At some point last night our Time Warner television and internet service went out. We had been following the storm on Twitter anyway, but after we lost TV service, Twitter became our only link. It took all of three minutes before we realized that not only did we not miss the TV but it didn’t seem to add any valuable information whatsoever. 

Twitter kept us in contact with friends, neighbors, officials, police and so on. We got everything we needed, sortable and navigable by our own interest and cognition. We saw the photo of the building in Chelsea whose facade had blown off and within minutes we had a youtube video of the moment it came down. There have been many Twitter moments over the past five years or so but for me, this was the big one. I don’t see any added value in traditional television after last night.

Late last night, after Meg was asleep, I smelled something burning. I then heard sirens careening through our neighborhood. It made me nervous. Would I have to wake her up and prepare to evacuate. We had already heard via Twitter that houses were ablaze in Breezy Point, people were in the water near Avenue L… Twitter was on it. There was a small fire a few blocks away in a basement. The FDNY had it under control. I slept soundly.

This morning, with our power still on I can say I’m happy to live up here in Brooklyn Heights, 70 feet above the river. I walked around the neighborhood earlier, stepping over branches and leaves, and saw our neighbors begin to reanimate, opening stores and restaurants and I thought, I hope I’m still here in a hundred years when the seas rise ten feet again for keeps.
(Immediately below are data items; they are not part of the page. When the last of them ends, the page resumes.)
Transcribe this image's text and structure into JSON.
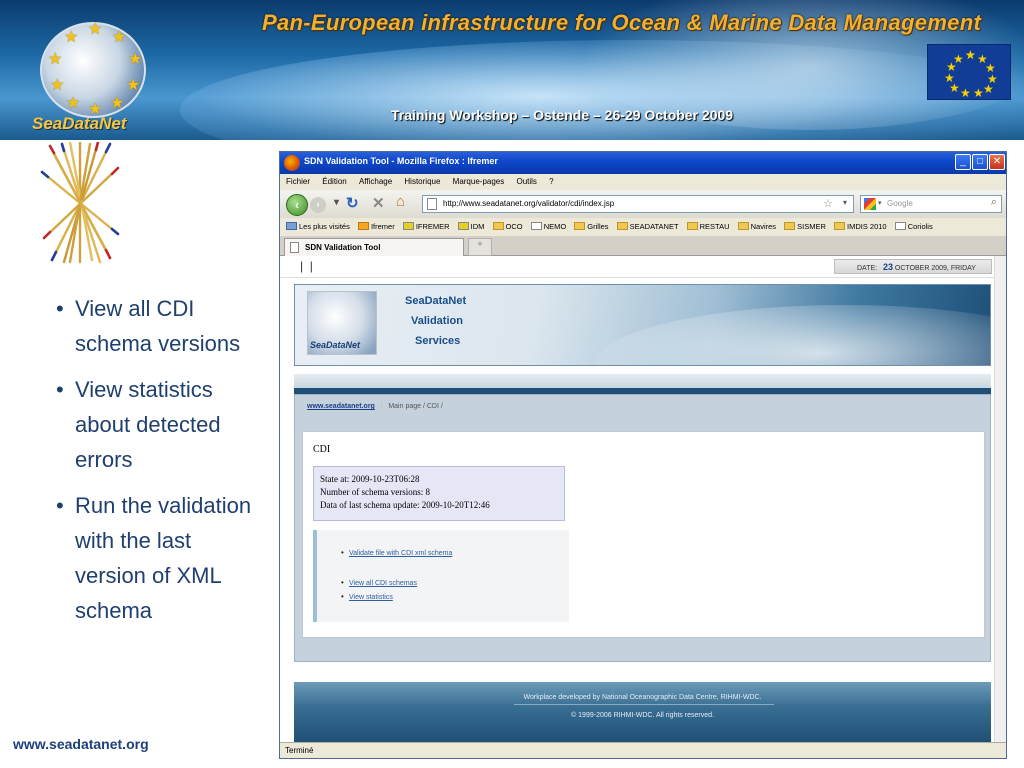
{
  "slide": {
    "banner_title": "Pan-European infrastructure for Ocean & Marine Data Management",
    "banner_subtitle": "Training Workshop – Ostende – 26-29 October 2009",
    "logo_text": "SeaDataNet",
    "bullets": [
      "View all CDI schema versions",
      "View statistics about detected errors",
      "Run the validation with the last version of XML schema"
    ],
    "bullet_glyph": "•",
    "footer_url": "www.seadatanet.org"
  },
  "browser": {
    "window_title": "SDN Validation Tool - Mozilla Firefox : Ifremer",
    "menu": [
      "Fichier",
      "Édition",
      "Affichage",
      "Historique",
      "Marque-pages",
      "Outils",
      "?"
    ],
    "url": "http://www.seadatanet.org/validator/cdi/index.jsp",
    "search_placeholder": "Google",
    "bookmarks": [
      "Les plus visités",
      "Ifremer",
      "IFREMER",
      "IDM",
      "OCO",
      "NEMO",
      "Grilles",
      "SEADATANET",
      "RESTAU",
      "Navires",
      "SISMER",
      "IMDIS 2010",
      "Coriolis"
    ],
    "tab_label": "SDN Validation Tool",
    "status_text": "Terminé",
    "icons": {
      "back": "back-arrow-icon",
      "forward": "forward-arrow-icon",
      "reload": "reload-icon",
      "stop": "stop-icon",
      "home": "home-icon"
    }
  },
  "page": {
    "date_label": "DATE:",
    "date_day": "23",
    "date_rest": "OCTOBER 2009, FRIDAY",
    "app_title_lines": [
      "SeaDataNet",
      "Validation",
      "Services"
    ],
    "logo_text": "SeaDataNet",
    "breadcrumb_home": "www.seadatanet.org",
    "breadcrumb_path": "Main page /    CDI /",
    "section_title": "CDI",
    "state_at": "State at: 2009-10-23T06:28",
    "schema_versions": "Number of schema versions: 8",
    "last_update": "Data of last schema update: 2009-10-20T12:46",
    "links": [
      "Validate file with CDI xml schema",
      "View all CDI schemas",
      "View statistics"
    ],
    "footer_line1": "Workplace developed by National Oceanographic Data Centre, RIHMI-WDC.",
    "footer_line2": "© 1999-2006 RIHMI-WDC. All rights reserved."
  },
  "colors": {
    "banner_title": "#f0b030",
    "bullet_text": "#1f3f6f",
    "link": "#3060a0",
    "stats_bg": "#e5e6f6"
  }
}
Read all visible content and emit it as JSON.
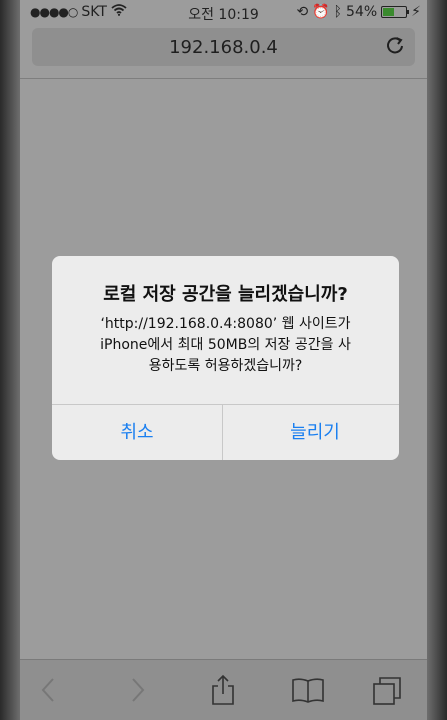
{
  "status_bar": {
    "carrier": "SKT",
    "time": "오전 10:19",
    "battery": "54%",
    "battery_level": 0.54
  },
  "address_bar": {
    "url": "192.168.0.4"
  },
  "alert": {
    "title": "로컬 저장 공간을 늘리겠습니까?",
    "message_lines": [
      "‘http://192.168.0.4:8080’ 웹 사이트가",
      "iPhone에서 최대 50MB의 저장 공간을 사",
      "용하도록 허용하겠습니까?"
    ],
    "cancel_label": "취소",
    "confirm_label": "늘리기"
  },
  "toolbar": {
    "items": [
      "back-icon",
      "forward-icon",
      "share-icon",
      "bookmarks-icon",
      "tabs-icon"
    ]
  }
}
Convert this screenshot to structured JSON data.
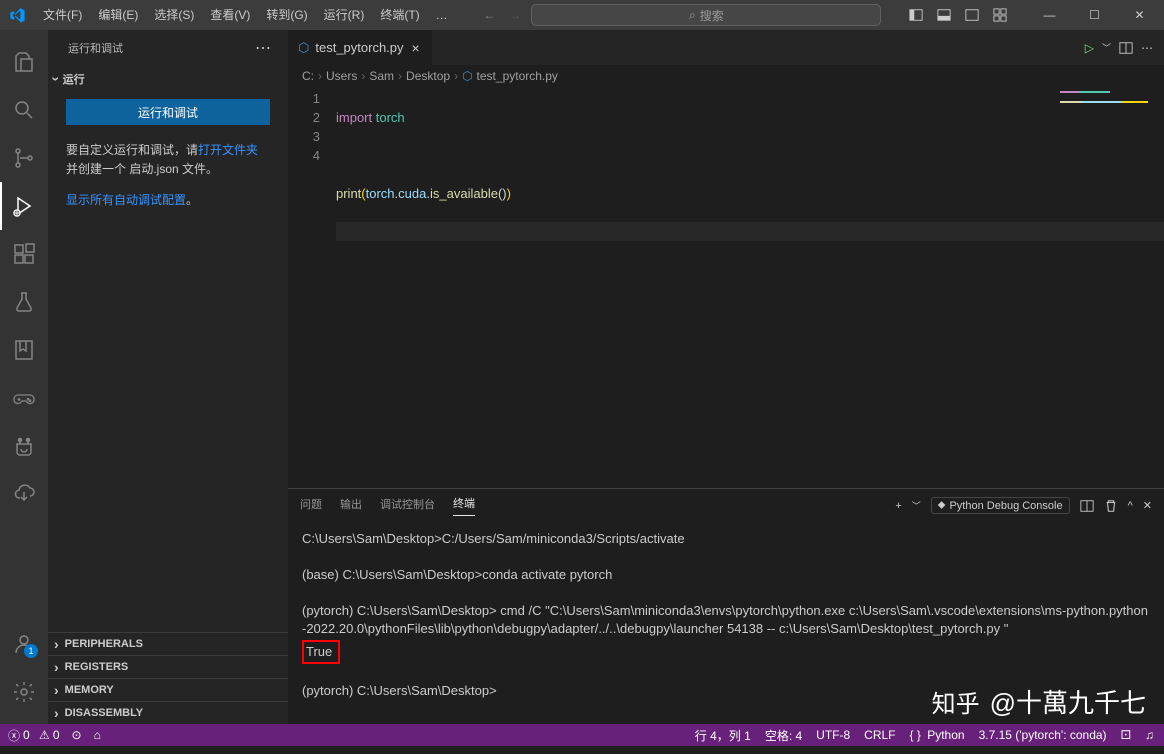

One last thought - we live in a time where people are debating the value and function of government versus a free market-only economy. Sandy has made clear that the market cannot provide all of our needs. Efficient pricing for commodities, yes. Rapid mobilization for unexpected and rare catastrophes, not really. I am impressed by the civic, governmental, and individual motivation to mobilize a fast response. And that’s another reason to be genuinely happy with our community and our city.